In ECHOEG there are significant displacements/shifts of +0.5 mm. were not taken into account/no midline brain structures were identified: Md=58.4 mm; Ms=58.4 mm. /from 50 to 66 mm./. All of them had a split echo, which is typical for children. The width of the third ventricle of all children corresponded to the age norm /5 mm/, except for two boys in whom the width was increased by 1 mm. /6 mm./.

In the majority of infants /70%/ lateral echo signals were pronounced in number and amplitude, in the rest - moderately pronounced. Pulsations of echo signals in a third of patients were pronounced, over 50% (in two - over 60%), in the rest - up to 50% (normal limit). UTI was significantly increased in 80% of those examined and averaged: UTIs=3.1+0.1; IMPd=3.0+0.1 / from 2.9 to 4.0; worse left. For the rest, UTI = 2.7 + 0.1 / from 2.6 to 2.8/, with the norm <2.3. In three children (diagnosed with “neurotic reactions”), ECHOEG was a variant of the age norm: lateral echo signals were moderate in number and amplitude, M-echo pulsations up to 40%, IMP = 2.3, width of the third ventricle = 5 mm.
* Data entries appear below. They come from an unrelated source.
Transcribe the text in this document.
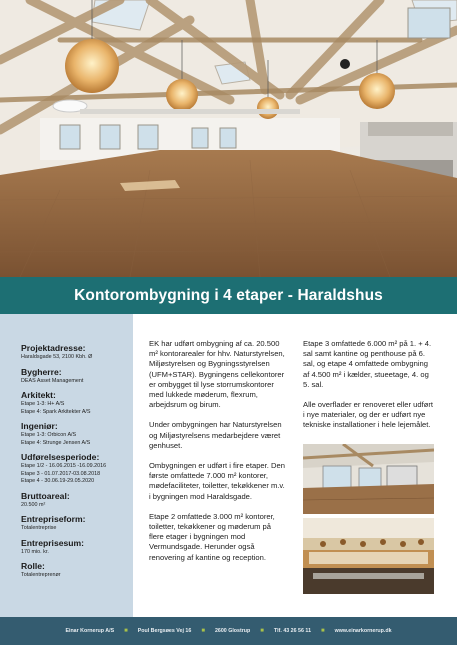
Kontorombygning i 4 etaper - Haraldshus
Projektadresse:
Haraldsgade 53, 2100 Kbh. Ø
Bygherre:
DEAS Asset Management
Arkitekt:
Etape 1-3: H+ A/S
Etape 4: Spark Arkitekter A/S
Ingeniør:
Etape 1-3: Orbicon A/S
Etape 4: Strunge Jensen A/S
Udførelsesperiode:
Etape 1/2 - 16.06.2015 -16.09.2016
Etape 3 - 01.07.2017-03.08.2018
Etape 4 - 30.06.19-29.05.2020
Bruttoareal:
20.500 m²
Entrepriseform:
Totalentreprise
Entreprisesum:
170 mio. kr.
Rolle:
Totalentreprenør

EK har udført ombygning af ca. 20.500 m² kontorarealer for hhv. Naturstyrelsen, Miljøstyrelsen og Bygningsstyrelsen (UFM+STAR). Bygningens cellekontorer er ombygget til lyse storrumskontorer med lukkede møderum, flexrum, arbejdsrum og birum.

Under ombygningen har Naturstyrelsen og Miljøstyrelsens medarbejdere været genhuset.

Ombygningen er udført i fire etaper. Den første omfattede 7.000 m² kontorer, mødefaciliteter, toiletter, tekøkkener m.v. i bygningen mod Haraldsgade.

Etape 2 omfattede 3.000 m² kontorer, toiletter, tekøkkener og møderum på flere etager i bygningen mod Vermundsgade. Herunder også renovering af kantine og reception.

Etape 3 omfattede 6.000 m² på 1. + 4. sal samt kantine og penthouse på 6. sal, og etape 4 omfattede ombygning af 4.500 m² i kælder, stueetage, 4. og 5. sal.

Alle overflader er renoveret eller udført i nye materialer, og der er udført nye tekniske installationer i hele lejemålet.

Einar Kornerup A/S ■ Poul Bergsøes Vej 16 ■ 2600 Glostrup ■ Tlf. 43 26 56 11 ■ www.einarkornerup.dk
Group II of infants from 1 to 2 years old/n=41; 21 boys and 20 girls.

ECHOEG did not reveal any significant displacements of the midline brain structures: Md=66.3 mm; Ms=66.3 mm /from 62 to 72 mm/. Everyone's echo was split. The width of the third ventricle in a third of patients was increased by 1 mm. compared to the norm and amounted to 6 mm. In the remaining children this value was normal /5 mm/.

In the majority of infants /80%/ lateral echo signals were pronounced in number and amplitude, in the rest - moderately pronounced. The pulsations of echo signals in most patients were up to 50% /normal limit/, in one - over 50%; two have over 60%. UTI was significantly increased in 75% of those examined and averaged: UTIs=3.0+0.1; IMPd=2.9 / from 2.8 to 3.2; worse left. For the rest, IMP = 2.6 + 0.1 / from 2.5 to 2.7/.

In four examined children (diagnosed with “neurotic reactions”), ECHOEG was a variant of the age norm.

Thus, the majority of the examined children /up to 80%/ according to echocardiography had intracranial hypertension. Approximately 10% of the examined infants had an echocardiogram within the age norm and 10% had mild signs of intracranial hypertension.

Dehydration therapy gave positive dynamics, especially immediately after the course of treatment. However, after 3-6 months, signs of intracranial hypertension often appeared.

From the age of three, some children (especially during repeated examinations) underwent ECHOEG and REG (rheoencephalogram). Obstruction of venous outflow is manifested on REG by the convexity of the descending part of the wave (catacrote). The incisura and additional waves give a “jagged” appearance – “cockscomb” combs. Signs of obstruction of venous outflow were often detected against the background of not sufficient (preserved) but decreased pulse blood filling of the cerebral vessels. V.V. Shtok, M.A. Ronkin, V.L. Anzimirov (1996) define these changes as types of venous insufficiency of the second and third degrees. An increase in the number and amplitude of lateral echo signals was recorded on ECHOEG.

Thus:

  1. The ECHOEG and REG methods are quite informative for assessing the liquor-venous circulation in infants.
  2. The study showed that boys tolerate prenatal, natal and postnatal pathologies worse, “mature” more slowly, and are more often exposed to injuries compared to girls.
  3. Dehydration therapy (except for acute conditions) should be used in gentle doses, taking into account the individual characteristics of infants.